Décadent

Il est las. Là de son corps. Las de son oisiveté. Sa vie luxueuse l’inconforte par sa monotonie. Même le raisin blanc d’Italie, sa mère patrie, ne le stimule plus. Il ne remarque plus que le goût terreux du pépin qui craque contre ses mâchoires engourdies. Il ne cherche plus à l’éviter, ne le fait plus naviguer entre la pulpe du fruit et ses dents jaunies, comme un fuyard évite les lances et les projectiles de ses pourchassants, empli de l’énergie vitale. Celle-là même qu’il ne connaît plus qu’en souvenir.
Le bruit ne le réveille plus. Pire que tout, désormais il sait. La richesse lui a apporté le pire des présents : la conscience de luit-même. S’il l’avait eue plus jeune, il aurait évité cette décadence. Mais à son âge, il préférerait ne rien voir, continuer à courir tête baissée, mais glaive levé, vers les boucliers et les chevaux ennemis.
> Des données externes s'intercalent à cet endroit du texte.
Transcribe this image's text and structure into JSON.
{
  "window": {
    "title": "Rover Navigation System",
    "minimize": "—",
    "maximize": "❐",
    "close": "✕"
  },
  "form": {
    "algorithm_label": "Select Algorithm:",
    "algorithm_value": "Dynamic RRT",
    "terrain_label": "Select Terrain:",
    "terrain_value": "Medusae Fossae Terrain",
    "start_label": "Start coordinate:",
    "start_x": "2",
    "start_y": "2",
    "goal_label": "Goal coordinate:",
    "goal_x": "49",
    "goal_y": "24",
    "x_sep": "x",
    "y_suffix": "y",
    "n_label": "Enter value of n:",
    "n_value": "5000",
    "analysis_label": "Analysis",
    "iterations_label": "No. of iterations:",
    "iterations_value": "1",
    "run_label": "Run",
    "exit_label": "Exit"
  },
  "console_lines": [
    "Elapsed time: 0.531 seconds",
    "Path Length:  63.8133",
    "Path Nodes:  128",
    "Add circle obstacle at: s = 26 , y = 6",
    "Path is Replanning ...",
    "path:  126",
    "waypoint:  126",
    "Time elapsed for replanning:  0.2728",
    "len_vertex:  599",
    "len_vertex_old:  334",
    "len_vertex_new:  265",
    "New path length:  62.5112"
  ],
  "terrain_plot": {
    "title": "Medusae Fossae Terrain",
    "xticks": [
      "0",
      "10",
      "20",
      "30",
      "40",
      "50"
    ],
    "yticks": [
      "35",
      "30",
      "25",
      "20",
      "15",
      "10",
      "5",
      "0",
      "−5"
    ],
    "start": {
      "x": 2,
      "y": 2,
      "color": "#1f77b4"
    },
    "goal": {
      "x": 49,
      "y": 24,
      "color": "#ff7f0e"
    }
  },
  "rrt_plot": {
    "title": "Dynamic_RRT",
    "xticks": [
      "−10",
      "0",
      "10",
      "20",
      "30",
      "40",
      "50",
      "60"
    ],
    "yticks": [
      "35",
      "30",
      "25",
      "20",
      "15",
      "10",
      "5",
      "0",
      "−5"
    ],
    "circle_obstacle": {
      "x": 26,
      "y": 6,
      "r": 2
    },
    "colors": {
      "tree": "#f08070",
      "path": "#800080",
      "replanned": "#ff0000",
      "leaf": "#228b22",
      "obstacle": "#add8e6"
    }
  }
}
Vers une mort pleine de sens, celle qui couronnerait la vie qu’il était censé avoir eue : celle d’un fat. Mais non, cette absence ‘occupation l’a poussé à ouvrir les yeux : il ne fait rien, non pas avec la délectation du repos, mais avec l’aigreur de l’inutile. Son entourage est acide. Ses pensées sont saturées. Ses gestes sont des reflux.
Il n’a pas suffisamment de pouvoir pour attiser les convoitises haineuses. Il est las. Las de penser à tout ça ; là sur son sofa, allongé sur une peau de bête. Il lui reste son vin et son raisin. Il somnole, et rêve de s’endormir.